Burt Herman: Beide Bereiche kommen sich immer näher und die Unterschiede sind längst nicht mehr so groß wie noch vor einigen Jahren. Journalisten beginnen, in ihren Bemühungen die Leser mit ihren Berichten zu erreichen, zusehends unternehmerisch zu denken. Dennoch unterscheiden sich die Felder gewiss in den Arbeitsabläufen: Es gehört zum journalistischen Alltag die gesamte News-Lage zu überblicken und zu beurteilen, welche Informationen wichtig und welche irrelevant sind. Der Journalist muss die Bedürfnisse des Lesers bedenken und schließlich die Neuigkeit verfassen. Das Aufgabenspektrum ist also klar vordefiniert. Im Unterschied dazu gibt es für mich als Unternehmer keinen Plan dafür, wie ich agieren soll. Während der Journalist einfach am nächsten Tag zu einer anderen Aufgabe übergeht, könnte ich hundert verschiedene Dinge tun und niemand kann mir wirklich erzählen, was richtig oder falsch ist.
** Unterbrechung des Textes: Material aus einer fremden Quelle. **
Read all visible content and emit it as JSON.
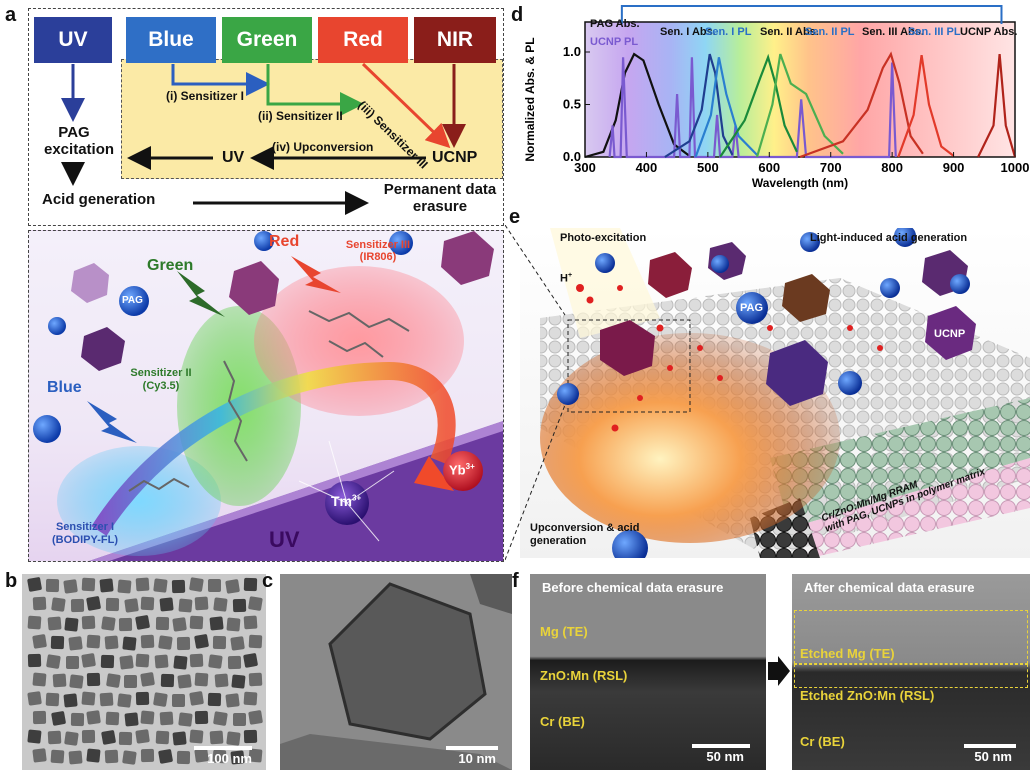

Die Definition besagt, dass man etwas macht, das bisher noch niemand getan hat. Wir kreieren etwas Innovatives, etwas Neues. „Trial and Error“ – überlegen und einfach gucken, wie es läuft, lernen und anpassen. Dies ist einer der größten Unterschiede.

Journalisten sind also weniger innovativ?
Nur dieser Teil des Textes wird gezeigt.